By JOSH MARGOLIN and EMILY SHAPIRO, ABC News

(ATLANTA) — Authorities investigating the eight homicides at Atlanta-area spas have determined that the killings were likely a “targeted attack driven by personal grievance,” according to a source briefed on the probe.

Detectives and analysts are still trying to piece together suspect Robert Long’s motive and say that the work is both complicated and critical in order to understand what happened, how it played out and why.

Long, 21, was taken into custody hours after the Tuesday shootings which took place at three different locations: one in Cherokee County and two in Atlanta.

Long frequented the two Atlanta spas, Atlanta police Deputy Chief Charles Hampton Jr. said at a news conference Thursday.

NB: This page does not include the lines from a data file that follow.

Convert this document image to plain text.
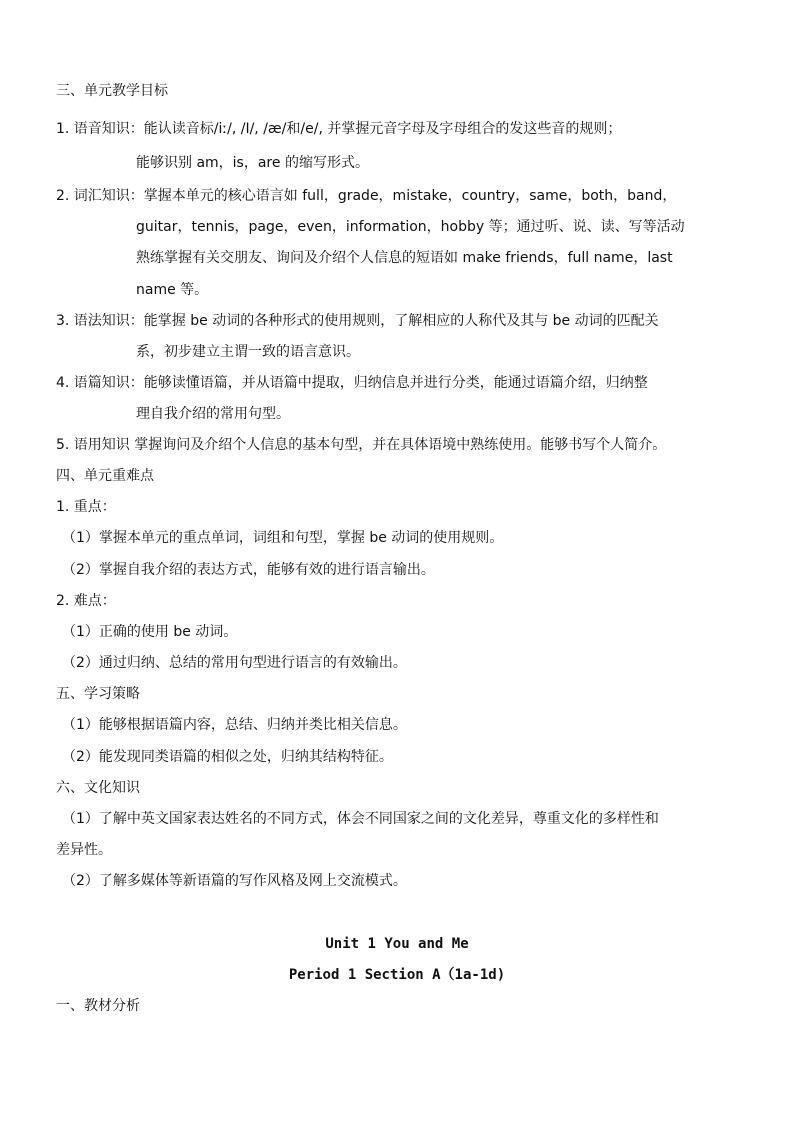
三、单元教学目标
1. 语音知识：能认读音标/iː/, /I/, /æ/和/e/, 并掌握元音字母及字母组合的发这些音的规则；
能够识别 am，is，are 的缩写形式。
2. 词汇知识：掌握本单元的核心语言如 full，grade，mistake，country，same，both，band，
guitar，tennis，page，even，information，hobby 等；通过听、说、读、写等活动
熟练掌握有关交朋友、询问及介绍个人信息的短语如 make friends，full name，last
name 等。
3. 语法知识：能掌握 be 动词的各种形式的使用规则，了解相应的人称代及其与 be 动词的匹配关
系，初步建立主谓一致的语言意识。
4. 语篇知识：能够读懂语篇，并从语篇中提取，归纳信息并进行分类，能通过语篇介绍，归纳整
理自我介绍的常用句型。
5. 语用知识 掌握询问及介绍个人信息的基本句型，并在具体语境中熟练使用。能够书写个人简介。
四、单元重难点
1. 重点：
（1）掌握本单元的重点单词，词组和句型，掌握 be 动词的使用规则。
（2）掌握自我介绍的表达方式，能够有效的进行语言输出。
2. 难点：
（1）正确的使用 be 动词。
（2）通过归纳、总结的常用句型进行语言的有效输出。
五、学习策略
（1）能够根据语篇内容，总结、归纳并类比相关信息。
（2）能发现同类语篇的相似之处，归纳其结构特征。
六、文化知识
（1）了解中英文国家表达姓名的不同方式，体会不同国家之间的文化差异，尊重文化的多样性和
差异性。
（2）了解多媒体等新语篇的写作风格及网上交流模式。
Unit 1 You and Me
Period 1 Section A（1a-1d)
一、教材分析
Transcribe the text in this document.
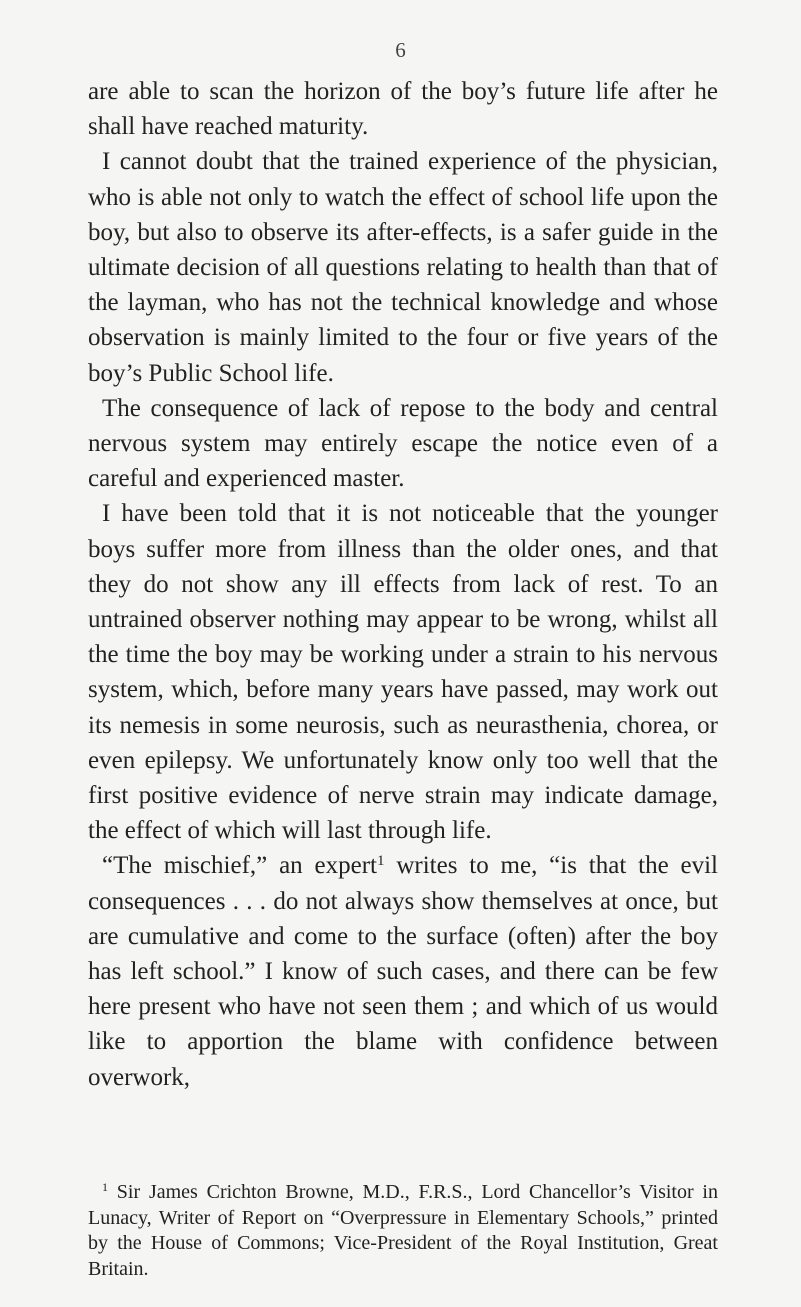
6

are able to scan the horizon of the boy’s future life after he shall have reached maturity.

I cannot doubt that the trained experience of the physician, who is able not only to watch the effect of school life upon the boy, but also to observe its after-effects, is a safer guide in the ultimate decision of all questions relating to health than that of the layman, who has not the technical knowledge and whose observation is mainly limited to the four or five years of the boy’s Public School life.

The consequence of lack of repose to the body and central nervous system may entirely escape the notice even of a careful and experienced master.

I have been told that it is not noticeable that the younger boys suffer more from illness than the older ones, and that they do not show any ill effects from lack of rest. To an untrained observer nothing may appear to be wrong, whilst all the time the boy may be working under a strain to his nervous system, which, before many years have passed, may work out its nemesis in some neurosis, such as neurasthenia, chorea, or even epilepsy. We unfortunately know only too well that the first positive evidence of nerve strain may indicate damage, the effect of which will last through life.

“The mischief,” an expert$^1$ writes to me, “is that the evil consequences . . . do not always show themselves at once, but are cumulative and come to the surface (often) after the boy has left school.” I know of such cases, and there can be few here present who have not seen them ; and which of us would like to apportion the blame with confidence between overwork,

$^1$ Sir James Crichton Browne, M.D., F.R.S., Lord Chancellor’s Visitor in Lunacy, Writer of Report on “Overpressure in Elementary Schools,” printed by the House of Commons; Vice-President of the Royal Institution, Great Britain.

Six of the eight killed were Asian women, and the crimes came amid a rise in anti-Asian American and Pacific Islander hate crimes across the nation.

The Cherokee County Sheriff’s Office said Wednesday that “Long told investigators that he blames the massage parlors for providing an outlet for his addiction to sex,” and that “Long told investigators the crimes were not racially motivated.”

Investigators familiar with mass-casualty incidents believe it is likely the spa killings mark yet another case where the motivators “don’t fit into neat buckets.” In other words, investigators now believe there were multiple motivators that led both to the attack and the targets selected.

There is no concrete evidence supporting the idea that the locations and victims were targeted because of their ethnicity, but investigators are actively trying to determine what, if anything, the suspect might have said, written or thought about Asians or Asian women, in particular.

Detectives believe the locations were certainly the intended targets and are now trying to figure out if the women were specifically targeted, if the suspect had had any direct interactions with them and what, if anything, had transpired previously.

The church that Long belonged to, Crabapple First Baptist Church, said in a statement, “In the strongest possible terms, we condemn the actions of Aaron Long.”

“The Long family have been members of our church for many years,” the church said. “We watched Aaron grow up and accepted him into church membership when he made his own profession of faith in Jesus Christ.”

“We were absolutely devastated at this senseless loss of life,” the church said, adding, “We deeply regret the fear and pain Asian-Americans are experiencing as a result of Aaron’s inexcusable actions.”

Long is charged with eight counts of murder. Long waived his first court appearance, according to his attorney, J. Daran Burns, who was appointed to represent Long by the Cherokee County Office of Indigent Defense on Wednesday.